Irish poet William Butler Yeats was born in 1865. The son of an artist, Yeats was heavily involved in the creative field from a young age - an environment that also manifested itself in his siblings, who later became keen proponents of the Arts and Crafts movement. Although he attended local schools, Yeats was not an overly academic child, cited as being 'very poor in spelling', and preferred instead to spend time in his father's studio, where he met many of Dublin's leading writers. Yeats' first known works were produced a the age of seventeen, yet, heavily influenced by the likes of Shelley and Edmund Spenser, he found little success in the contemporary Victorian readership. Thus Yeats found his own style, rich in Irish folklore and incorporating instances of mysticism and spiritualism.

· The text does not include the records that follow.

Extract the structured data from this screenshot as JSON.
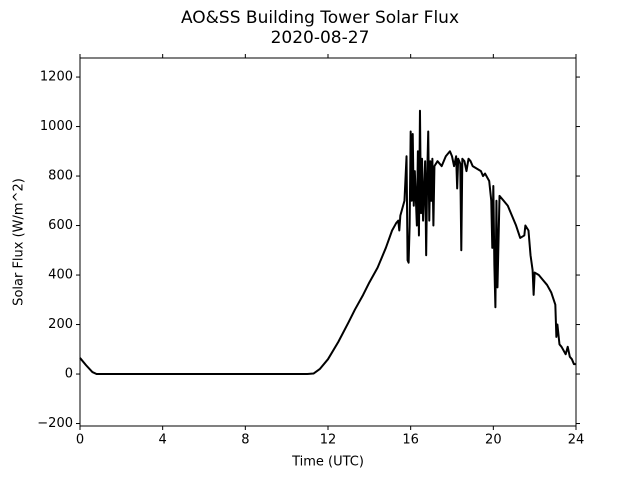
{
  "chart_data": {
    "type": "line",
    "title": "AO&SS Building Tower Solar Flux",
    "subtitle": "2020-08-27",
    "x_label": "Time (UTC)",
    "y_label": "Solar Flux (W/m^2)",
    "xlim": [
      0,
      24
    ],
    "xticks": [
      0,
      4,
      8,
      12,
      16,
      20,
      24
    ],
    "ylim": [
      -210,
      1277
    ],
    "yticks": [
      {
        "value": -200,
        "label": "−200"
      },
      0,
      200,
      400,
      600,
      800,
      1000,
      1200
    ],
    "series": [
      {
        "color": "#000000",
        "x": [
          0,
          0.3,
          0.6,
          0.8,
          1,
          11,
          11.3,
          11.6,
          12,
          12.5,
          13,
          13.3,
          13.7,
          14,
          14.4,
          14.8,
          15.1,
          15.3,
          15.4,
          15.45,
          15.5,
          15.7,
          15.8,
          15.85,
          15.9,
          15.95,
          16.0,
          16.05,
          16.1,
          16.15,
          16.2,
          16.3,
          16.35,
          16.4,
          16.45,
          16.5,
          16.55,
          16.6,
          16.7,
          16.75,
          16.8,
          16.85,
          16.9,
          16.95,
          17.0,
          17.05,
          17.1,
          17.15,
          17.3,
          17.5,
          17.7,
          17.8,
          17.9,
          18.0,
          18.1,
          18.2,
          18.25,
          18.3,
          18.4,
          18.45,
          18.5,
          18.6,
          18.7,
          18.8,
          18.9,
          19.0,
          19.2,
          19.4,
          19.5,
          19.6,
          19.8,
          19.9,
          19.95,
          20.0,
          20.05,
          20.1,
          20.15,
          20.2,
          20.3,
          20.5,
          20.7,
          20.9,
          21.1,
          21.3,
          21.5,
          21.55,
          21.7,
          21.8,
          21.9,
          21.95,
          22.0,
          22.2,
          22.4,
          22.6,
          22.8,
          23.0,
          23.05,
          23.1,
          23.2,
          23.3,
          23.5,
          23.6,
          23.7,
          23.8,
          23.9,
          24.0
        ],
        "values": [
          65,
          35,
          8,
          0,
          0,
          0,
          2,
          20,
          60,
          130,
          210,
          260,
          320,
          370,
          430,
          510,
          580,
          610,
          620,
          580,
          640,
          700,
          880,
          460,
          450,
          600,
          980,
          700,
          970,
          680,
          820,
          600,
          900,
          560,
          1064,
          650,
          870,
          620,
          860,
          480,
          800,
          980,
          620,
          860,
          700,
          870,
          600,
          840,
          860,
          840,
          880,
          890,
          900,
          880,
          840,
          880,
          750,
          870,
          850,
          500,
          870,
          860,
          820,
          870,
          860,
          840,
          830,
          820,
          800,
          810,
          780,
          700,
          510,
          760,
          440,
          270,
          700,
          350,
          720,
          700,
          680,
          640,
          600,
          550,
          560,
          600,
          580,
          480,
          420,
          320,
          410,
          400,
          380,
          360,
          330,
          280,
          150,
          200,
          120,
          110,
          80,
          110,
          70,
          60,
          40,
          40
        ]
      }
    ]
  }
}
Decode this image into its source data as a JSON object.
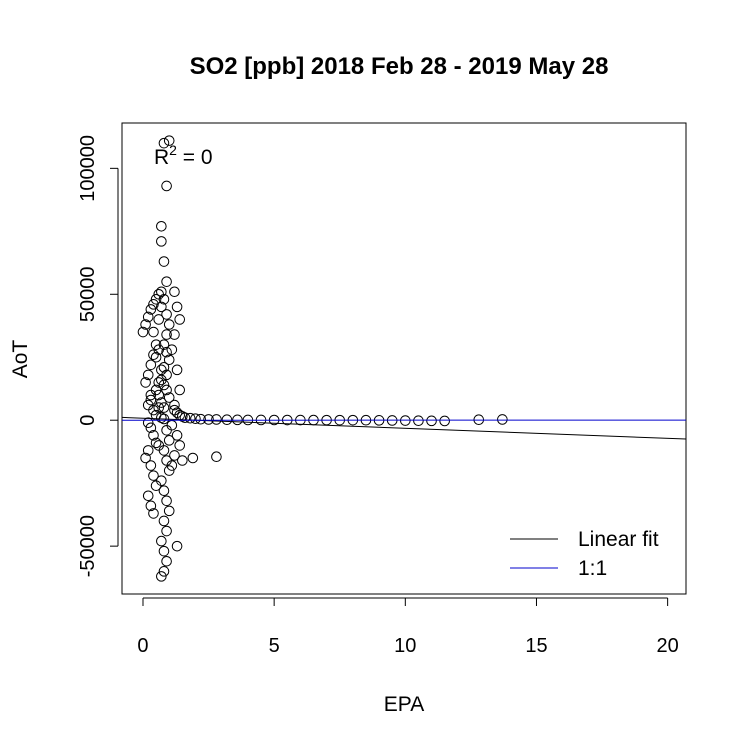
{
  "chart_data": {
    "type": "scatter",
    "title": "SO2 [ppb] 2018 Feb 28 - 2019 May 28",
    "xlabel": "EPA",
    "ylabel": "AoT",
    "xlim": [
      -0.8,
      20.7
    ],
    "ylim": [
      -69000,
      118000
    ],
    "x_ticks": [
      0,
      5,
      10,
      15,
      20
    ],
    "y_ticks": [
      -50000,
      0,
      50000,
      100000
    ],
    "x_tick_labels": [
      "0",
      "5",
      "10",
      "15",
      "20"
    ],
    "y_tick_labels": [
      "-50000",
      "0",
      "50000",
      "100000"
    ],
    "annotation": {
      "base": "R",
      "superscript": "2",
      "rest": " = 0"
    },
    "legend": {
      "position": "bottom-right",
      "entries": [
        {
          "label": "Linear fit",
          "color": "#000000"
        },
        {
          "label": "1:1",
          "color": "#0000cc"
        }
      ]
    },
    "lines": {
      "linear_fit": {
        "color": "#000000",
        "slope": -400,
        "intercept": 800
      },
      "one_to_one": {
        "color": "#0000cc",
        "slope": 1,
        "intercept": 0
      }
    },
    "points": [
      [
        0.6,
        50000
      ],
      [
        0.5,
        48000
      ],
      [
        0.7,
        51000
      ],
      [
        0.4,
        46000
      ],
      [
        0.3,
        44000
      ],
      [
        0.2,
        41000
      ],
      [
        0.1,
        38000
      ],
      [
        0.0,
        35000
      ],
      [
        0.5,
        30000
      ],
      [
        0.6,
        28000
      ],
      [
        0.4,
        26000
      ],
      [
        0.3,
        22000
      ],
      [
        0.2,
        18000
      ],
      [
        0.1,
        15000
      ],
      [
        0.5,
        12000
      ],
      [
        0.6,
        10000
      ],
      [
        0.3,
        8000
      ],
      [
        0.2,
        6000
      ],
      [
        0.4,
        4000
      ],
      [
        0.5,
        2000
      ],
      [
        0.7,
        1000
      ],
      [
        0.8,
        500
      ],
      [
        0.2,
        -1000
      ],
      [
        0.3,
        -3000
      ],
      [
        0.4,
        -6000
      ],
      [
        0.5,
        -9000
      ],
      [
        0.2,
        -12000
      ],
      [
        0.1,
        -15000
      ],
      [
        0.3,
        -18000
      ],
      [
        0.4,
        -22000
      ],
      [
        0.5,
        -26000
      ],
      [
        0.2,
        -30000
      ],
      [
        0.3,
        -34000
      ],
      [
        0.4,
        -37000
      ],
      [
        0.8,
        110000
      ],
      [
        1.0,
        111000
      ],
      [
        0.9,
        93000
      ],
      [
        0.7,
        77000
      ],
      [
        0.7,
        71000
      ],
      [
        0.8,
        63000
      ],
      [
        0.9,
        55000
      ],
      [
        0.8,
        48000
      ],
      [
        0.9,
        42000
      ],
      [
        1.0,
        38000
      ],
      [
        0.9,
        34000
      ],
      [
        0.8,
        30000
      ],
      [
        0.9,
        27000
      ],
      [
        1.0,
        24000
      ],
      [
        0.8,
        21000
      ],
      [
        0.9,
        18000
      ],
      [
        0.7,
        16000
      ],
      [
        0.8,
        14000
      ],
      [
        0.9,
        12000
      ],
      [
        1.0,
        9000
      ],
      [
        0.7,
        7000
      ],
      [
        0.8,
        5000
      ],
      [
        1.2,
        4000
      ],
      [
        1.3,
        3000
      ],
      [
        1.4,
        2000
      ],
      [
        1.5,
        1500
      ],
      [
        1.6,
        1000
      ],
      [
        1.8,
        800
      ],
      [
        2.0,
        600
      ],
      [
        2.2,
        400
      ],
      [
        2.5,
        300
      ],
      [
        2.8,
        300
      ],
      [
        3.2,
        200
      ],
      [
        3.6,
        150
      ],
      [
        4.0,
        100
      ],
      [
        4.5,
        100
      ],
      [
        5.0,
        80
      ],
      [
        5.5,
        60
      ],
      [
        6.0,
        50
      ],
      [
        6.5,
        40
      ],
      [
        7.0,
        30
      ],
      [
        7.5,
        20
      ],
      [
        8.0,
        10
      ],
      [
        8.5,
        0
      ],
      [
        9.0,
        -50
      ],
      [
        9.5,
        -100
      ],
      [
        10.0,
        -150
      ],
      [
        10.5,
        -200
      ],
      [
        11.0,
        -250
      ],
      [
        11.5,
        -300
      ],
      [
        12.8,
        200
      ],
      [
        13.7,
        300
      ],
      [
        0.9,
        -4000
      ],
      [
        1.0,
        -8000
      ],
      [
        0.8,
        -12000
      ],
      [
        0.9,
        -16000
      ],
      [
        1.0,
        -20000
      ],
      [
        0.7,
        -24000
      ],
      [
        0.8,
        -28000
      ],
      [
        0.9,
        -32000
      ],
      [
        1.0,
        -36000
      ],
      [
        0.8,
        -40000
      ],
      [
        0.9,
        -44000
      ],
      [
        0.7,
        -48000
      ],
      [
        0.8,
        -52000
      ],
      [
        0.9,
        -56000
      ],
      [
        0.8,
        -60000
      ],
      [
        0.7,
        -62000
      ],
      [
        1.3,
        -50000
      ],
      [
        1.2,
        51000
      ],
      [
        1.3,
        45000
      ],
      [
        1.4,
        40000
      ],
      [
        1.2,
        34000
      ],
      [
        1.1,
        28000
      ],
      [
        1.3,
        20000
      ],
      [
        1.4,
        12000
      ],
      [
        1.2,
        6000
      ],
      [
        1.1,
        -2000
      ],
      [
        1.3,
        -6000
      ],
      [
        1.4,
        -10000
      ],
      [
        1.2,
        -14000
      ],
      [
        1.1,
        -18000
      ],
      [
        1.5,
        -16000
      ],
      [
        1.9,
        -15000
      ],
      [
        2.8,
        -14500
      ],
      [
        0.6,
        15000
      ],
      [
        0.6,
        -10000
      ],
      [
        0.7,
        20000
      ],
      [
        0.5,
        25000
      ],
      [
        0.4,
        35000
      ],
      [
        0.6,
        40000
      ],
      [
        0.7,
        45000
      ],
      [
        0.3,
        10000
      ],
      [
        0.6,
        5000
      ]
    ]
  }
}
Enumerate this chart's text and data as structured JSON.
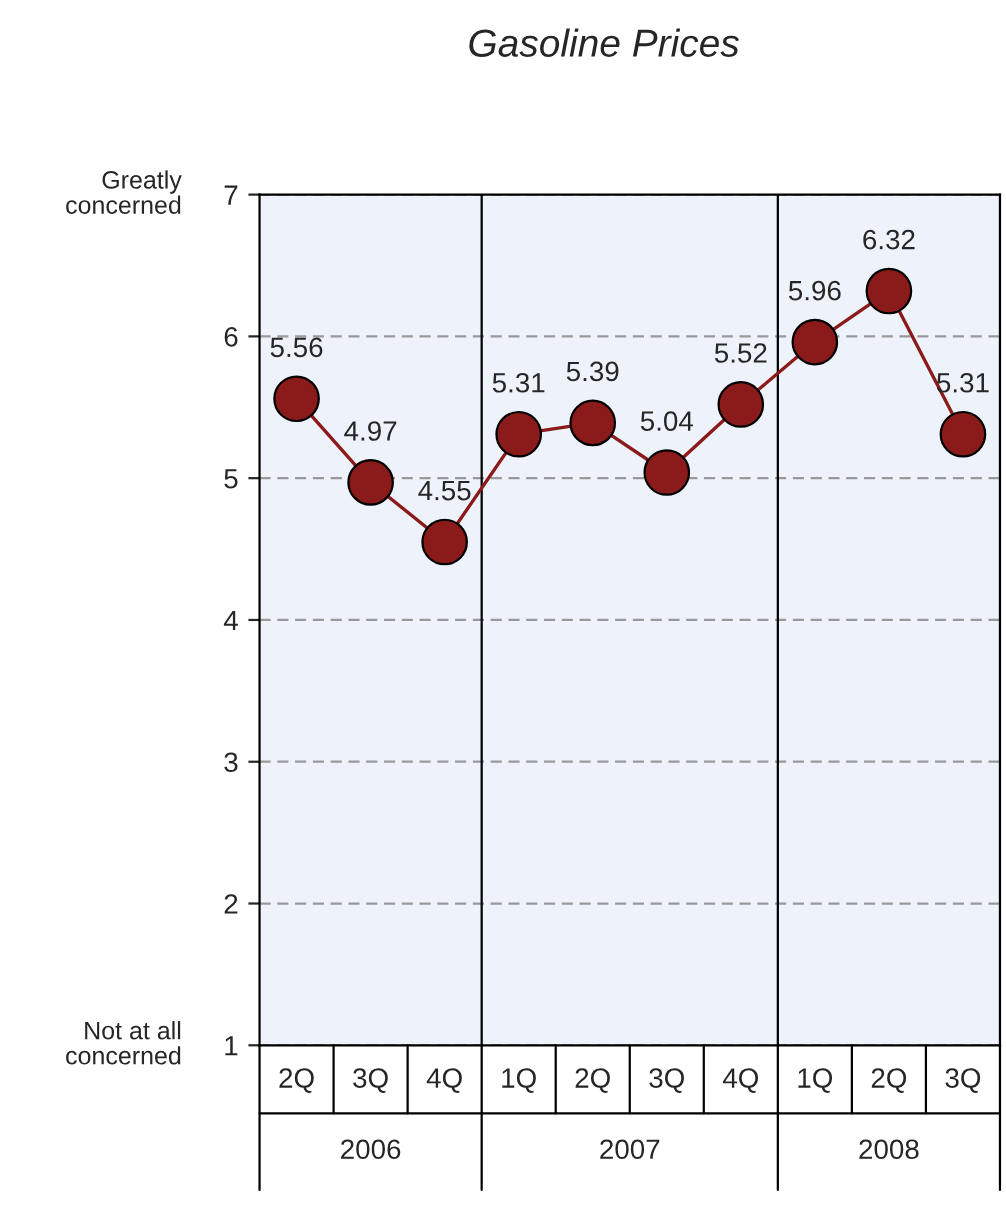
{
  "chart_data": {
    "type": "line",
    "title": "Gasoline Prices",
    "categories": [
      "2Q",
      "3Q",
      "4Q",
      "1Q",
      "2Q",
      "3Q",
      "4Q",
      "1Q",
      "2Q",
      "3Q"
    ],
    "series": [
      {
        "color": "#8b1a1a",
        "values": [
          5.56,
          4.97,
          4.55,
          5.31,
          5.39,
          5.04,
          5.52,
          5.96,
          6.32,
          5.31
        ]
      }
    ],
    "ylim": [
      1,
      7
    ],
    "yticks": [
      1,
      2,
      3,
      4,
      5,
      6,
      7
    ],
    "grid": "y",
    "marker": "circle",
    "line_style": "solid",
    "data_labels": true,
    "legend": false,
    "annotations": [
      "Greatly\nconcerned",
      "Not at all\nconcerned",
      "2006",
      "2007",
      "2008"
    ]
  }
}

Returning to London, he co-founded the 'Rhymers' Club', giving London-based poets the opportunity to recite their works and gain peer appraisal, and Yeats continued his liteary philanthropy by establishing the Irish Literary Theatre for staging Irish and Celtic plays. Yeats became Ireland's first Nobel Prize Winner in 1923 for, 'inspired poetry, which in a highly artistic form gives expression to the spirit of a whole nation', yet he himself considered the award, given soon after Ireland's independence, as 'part of Europe's welcome to the Free State'. However, unusually, Yeats produced some of his best works, 'The Tower' and 'The Winding Stair and Other Poems', after the prize. He died in 1939, at the age of 73.